Sometimes that means no single task in the job should take more than, say, 5 days.
That way, if one task takes 15 days, you see a problem immediately and have the option of changing requirements, invoking penalty clauses, adding staff, firing the idiots who quoted and so on. All this in a timely fashion.
No job should be of the type "we'll deliver the finished product in four months" simply because you're likely to get to the four-month deadline and discover it's only half-done.
The other advantage that this confers is that it gives you more accurate TTC (time to completion) and CAC (cost at completion) figures. If you find that your developer is taking 20% longer on average with all the tasks, you can remain optimistic and still assume the remainder will be okay (in which case your TTC will be the work left and CAC will be the cost to date (20% over) plus TTC cost).

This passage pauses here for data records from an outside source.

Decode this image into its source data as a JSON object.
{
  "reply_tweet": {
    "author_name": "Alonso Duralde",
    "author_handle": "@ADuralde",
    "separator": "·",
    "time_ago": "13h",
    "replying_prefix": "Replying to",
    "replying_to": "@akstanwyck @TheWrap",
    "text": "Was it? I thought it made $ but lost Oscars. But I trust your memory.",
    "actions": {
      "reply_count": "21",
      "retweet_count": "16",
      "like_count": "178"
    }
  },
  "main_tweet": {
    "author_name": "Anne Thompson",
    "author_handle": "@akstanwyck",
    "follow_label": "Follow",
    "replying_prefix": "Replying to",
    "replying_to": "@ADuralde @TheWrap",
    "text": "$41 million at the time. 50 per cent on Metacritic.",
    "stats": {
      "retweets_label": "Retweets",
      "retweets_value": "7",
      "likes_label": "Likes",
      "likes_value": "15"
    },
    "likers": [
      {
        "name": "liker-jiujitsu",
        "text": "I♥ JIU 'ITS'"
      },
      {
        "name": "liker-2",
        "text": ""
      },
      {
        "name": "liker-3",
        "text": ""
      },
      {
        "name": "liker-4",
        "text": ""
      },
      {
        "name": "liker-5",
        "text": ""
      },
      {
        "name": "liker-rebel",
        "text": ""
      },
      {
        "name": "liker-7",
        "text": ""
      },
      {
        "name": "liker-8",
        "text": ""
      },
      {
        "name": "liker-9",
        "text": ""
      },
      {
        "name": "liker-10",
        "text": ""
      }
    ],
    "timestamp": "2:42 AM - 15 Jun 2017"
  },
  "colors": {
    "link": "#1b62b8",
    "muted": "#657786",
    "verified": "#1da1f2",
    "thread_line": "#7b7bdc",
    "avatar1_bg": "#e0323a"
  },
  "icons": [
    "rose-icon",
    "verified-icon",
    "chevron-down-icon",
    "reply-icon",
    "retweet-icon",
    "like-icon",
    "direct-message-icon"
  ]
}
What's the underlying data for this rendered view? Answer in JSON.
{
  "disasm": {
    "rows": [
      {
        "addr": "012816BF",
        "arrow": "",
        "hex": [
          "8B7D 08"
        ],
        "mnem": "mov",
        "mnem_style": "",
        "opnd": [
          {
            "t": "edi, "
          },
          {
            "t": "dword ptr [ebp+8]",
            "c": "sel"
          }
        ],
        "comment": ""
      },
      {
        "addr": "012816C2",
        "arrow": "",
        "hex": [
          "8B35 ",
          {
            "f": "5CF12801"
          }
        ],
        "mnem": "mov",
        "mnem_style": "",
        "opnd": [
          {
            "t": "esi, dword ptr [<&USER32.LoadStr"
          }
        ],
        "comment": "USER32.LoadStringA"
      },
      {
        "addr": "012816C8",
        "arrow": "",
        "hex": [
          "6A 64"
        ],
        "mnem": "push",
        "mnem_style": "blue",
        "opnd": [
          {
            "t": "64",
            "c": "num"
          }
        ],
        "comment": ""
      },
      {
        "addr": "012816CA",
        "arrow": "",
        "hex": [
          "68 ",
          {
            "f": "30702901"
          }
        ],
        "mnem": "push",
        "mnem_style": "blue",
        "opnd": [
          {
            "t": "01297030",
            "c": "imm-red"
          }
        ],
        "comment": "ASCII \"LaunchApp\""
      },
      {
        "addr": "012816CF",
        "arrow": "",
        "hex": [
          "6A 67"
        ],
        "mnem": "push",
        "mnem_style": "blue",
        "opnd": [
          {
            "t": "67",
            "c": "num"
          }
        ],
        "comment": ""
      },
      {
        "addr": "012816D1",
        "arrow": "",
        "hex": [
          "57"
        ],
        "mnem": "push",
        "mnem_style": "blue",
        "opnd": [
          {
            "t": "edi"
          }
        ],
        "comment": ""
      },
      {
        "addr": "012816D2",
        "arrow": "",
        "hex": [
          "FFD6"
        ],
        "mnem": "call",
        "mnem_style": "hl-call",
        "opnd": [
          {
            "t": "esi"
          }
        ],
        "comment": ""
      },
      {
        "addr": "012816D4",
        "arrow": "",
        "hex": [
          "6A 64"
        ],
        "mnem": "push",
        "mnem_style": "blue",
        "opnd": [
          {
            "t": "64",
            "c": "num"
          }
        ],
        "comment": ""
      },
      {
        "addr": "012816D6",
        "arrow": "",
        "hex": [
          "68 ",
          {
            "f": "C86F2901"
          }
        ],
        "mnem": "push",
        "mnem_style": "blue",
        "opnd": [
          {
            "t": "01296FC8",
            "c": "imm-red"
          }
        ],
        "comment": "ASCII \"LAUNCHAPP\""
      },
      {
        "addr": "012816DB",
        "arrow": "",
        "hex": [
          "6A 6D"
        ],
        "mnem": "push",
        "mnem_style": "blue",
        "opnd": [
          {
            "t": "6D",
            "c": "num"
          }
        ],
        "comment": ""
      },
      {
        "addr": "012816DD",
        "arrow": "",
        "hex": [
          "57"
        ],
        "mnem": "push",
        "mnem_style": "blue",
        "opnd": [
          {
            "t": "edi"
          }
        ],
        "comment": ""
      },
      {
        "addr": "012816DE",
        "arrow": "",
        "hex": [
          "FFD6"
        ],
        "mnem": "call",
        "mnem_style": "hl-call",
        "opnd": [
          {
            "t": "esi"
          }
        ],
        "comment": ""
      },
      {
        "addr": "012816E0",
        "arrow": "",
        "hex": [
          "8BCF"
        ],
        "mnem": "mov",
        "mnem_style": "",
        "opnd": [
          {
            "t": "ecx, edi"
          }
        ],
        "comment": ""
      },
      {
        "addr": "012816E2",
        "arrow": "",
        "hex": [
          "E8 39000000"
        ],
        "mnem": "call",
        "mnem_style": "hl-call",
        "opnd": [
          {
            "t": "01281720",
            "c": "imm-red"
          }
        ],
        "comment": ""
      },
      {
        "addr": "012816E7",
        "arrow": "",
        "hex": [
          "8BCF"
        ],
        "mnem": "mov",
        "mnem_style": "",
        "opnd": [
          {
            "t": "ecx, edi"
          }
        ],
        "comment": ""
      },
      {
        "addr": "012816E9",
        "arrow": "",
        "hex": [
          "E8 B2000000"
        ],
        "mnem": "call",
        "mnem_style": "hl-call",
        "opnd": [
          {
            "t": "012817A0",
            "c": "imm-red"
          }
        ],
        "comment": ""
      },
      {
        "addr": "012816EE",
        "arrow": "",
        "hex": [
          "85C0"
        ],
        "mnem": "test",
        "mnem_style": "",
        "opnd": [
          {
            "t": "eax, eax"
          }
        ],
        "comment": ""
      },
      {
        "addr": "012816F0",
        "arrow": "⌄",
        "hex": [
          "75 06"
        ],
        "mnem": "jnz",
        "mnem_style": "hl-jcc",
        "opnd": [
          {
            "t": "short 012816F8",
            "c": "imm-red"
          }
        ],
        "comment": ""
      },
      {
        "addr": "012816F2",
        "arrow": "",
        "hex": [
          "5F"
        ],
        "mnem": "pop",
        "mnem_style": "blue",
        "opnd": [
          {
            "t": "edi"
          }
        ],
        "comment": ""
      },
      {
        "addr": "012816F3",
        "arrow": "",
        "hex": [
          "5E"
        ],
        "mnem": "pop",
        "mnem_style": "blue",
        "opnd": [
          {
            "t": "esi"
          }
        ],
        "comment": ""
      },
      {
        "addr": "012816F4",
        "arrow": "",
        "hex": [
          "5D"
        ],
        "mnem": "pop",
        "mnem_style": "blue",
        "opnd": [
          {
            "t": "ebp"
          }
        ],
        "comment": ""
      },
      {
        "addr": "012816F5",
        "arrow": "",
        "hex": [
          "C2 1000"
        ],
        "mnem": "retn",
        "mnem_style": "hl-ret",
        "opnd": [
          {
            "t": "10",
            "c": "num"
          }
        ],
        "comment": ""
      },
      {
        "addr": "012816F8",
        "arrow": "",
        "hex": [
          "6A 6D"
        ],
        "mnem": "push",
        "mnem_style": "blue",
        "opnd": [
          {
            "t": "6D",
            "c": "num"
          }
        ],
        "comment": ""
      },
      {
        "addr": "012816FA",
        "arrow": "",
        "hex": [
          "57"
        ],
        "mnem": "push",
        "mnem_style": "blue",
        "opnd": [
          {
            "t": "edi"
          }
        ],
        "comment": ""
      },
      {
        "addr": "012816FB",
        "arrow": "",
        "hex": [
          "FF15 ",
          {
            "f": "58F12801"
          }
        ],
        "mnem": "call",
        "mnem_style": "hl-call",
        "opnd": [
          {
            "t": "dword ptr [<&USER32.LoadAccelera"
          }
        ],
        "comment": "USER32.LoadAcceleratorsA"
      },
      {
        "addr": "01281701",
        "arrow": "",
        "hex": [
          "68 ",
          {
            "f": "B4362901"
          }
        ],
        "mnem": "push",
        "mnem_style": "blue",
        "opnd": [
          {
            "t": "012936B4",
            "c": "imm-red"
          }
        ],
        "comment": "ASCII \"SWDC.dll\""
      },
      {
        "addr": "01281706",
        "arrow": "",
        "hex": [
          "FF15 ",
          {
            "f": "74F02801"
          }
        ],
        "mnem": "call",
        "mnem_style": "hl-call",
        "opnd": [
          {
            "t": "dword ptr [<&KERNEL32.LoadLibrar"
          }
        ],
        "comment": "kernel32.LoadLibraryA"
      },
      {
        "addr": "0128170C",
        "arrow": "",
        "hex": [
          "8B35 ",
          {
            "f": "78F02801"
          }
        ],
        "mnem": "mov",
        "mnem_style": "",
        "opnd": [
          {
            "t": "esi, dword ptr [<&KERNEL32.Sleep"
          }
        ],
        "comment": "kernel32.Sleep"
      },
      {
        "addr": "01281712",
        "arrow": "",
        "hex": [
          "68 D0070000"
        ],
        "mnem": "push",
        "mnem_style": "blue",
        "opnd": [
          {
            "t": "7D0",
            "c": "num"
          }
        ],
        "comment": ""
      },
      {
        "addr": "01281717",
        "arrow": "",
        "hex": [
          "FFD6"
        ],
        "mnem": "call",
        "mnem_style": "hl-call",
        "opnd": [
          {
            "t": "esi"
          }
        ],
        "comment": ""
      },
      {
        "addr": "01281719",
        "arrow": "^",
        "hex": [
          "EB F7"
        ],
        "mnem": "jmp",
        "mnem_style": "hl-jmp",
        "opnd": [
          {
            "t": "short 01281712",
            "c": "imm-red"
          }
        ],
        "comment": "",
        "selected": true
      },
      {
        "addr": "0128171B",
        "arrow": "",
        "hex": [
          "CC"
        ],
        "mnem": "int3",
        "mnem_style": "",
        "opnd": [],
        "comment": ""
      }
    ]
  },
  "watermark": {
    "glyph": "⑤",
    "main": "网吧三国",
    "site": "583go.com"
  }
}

You can also assume they will be 20% over for the rest of the work as well, so TTC is 20% higher than estimate and CAC overall is 20% higher.
How you decide to estimate is not relevant. But it's the fact that you have hard data at hand which allows you to intelligently estimate work. And, if you've spent 50% of your budget and only 3% of the work is done, you have the nuclear option of cancelling the whole thing before it drains all your resources.
That's basic project management and has nothing to do specifically with IT. It applies everywhere where there's a lengthy effort to build some "product". Other things you can do are to tie progress payments to the deliverables themselves (and ensure the contract states that the deliverables have to meet the specs).
But this is all the stuff that should have happened before the work started. It may well do you no good in your current situation, although you could start insisting that some form of progress be shown or payments will be withheld (or the whole project cancelled). Provided you have that power, this will often convince the developers to play ball.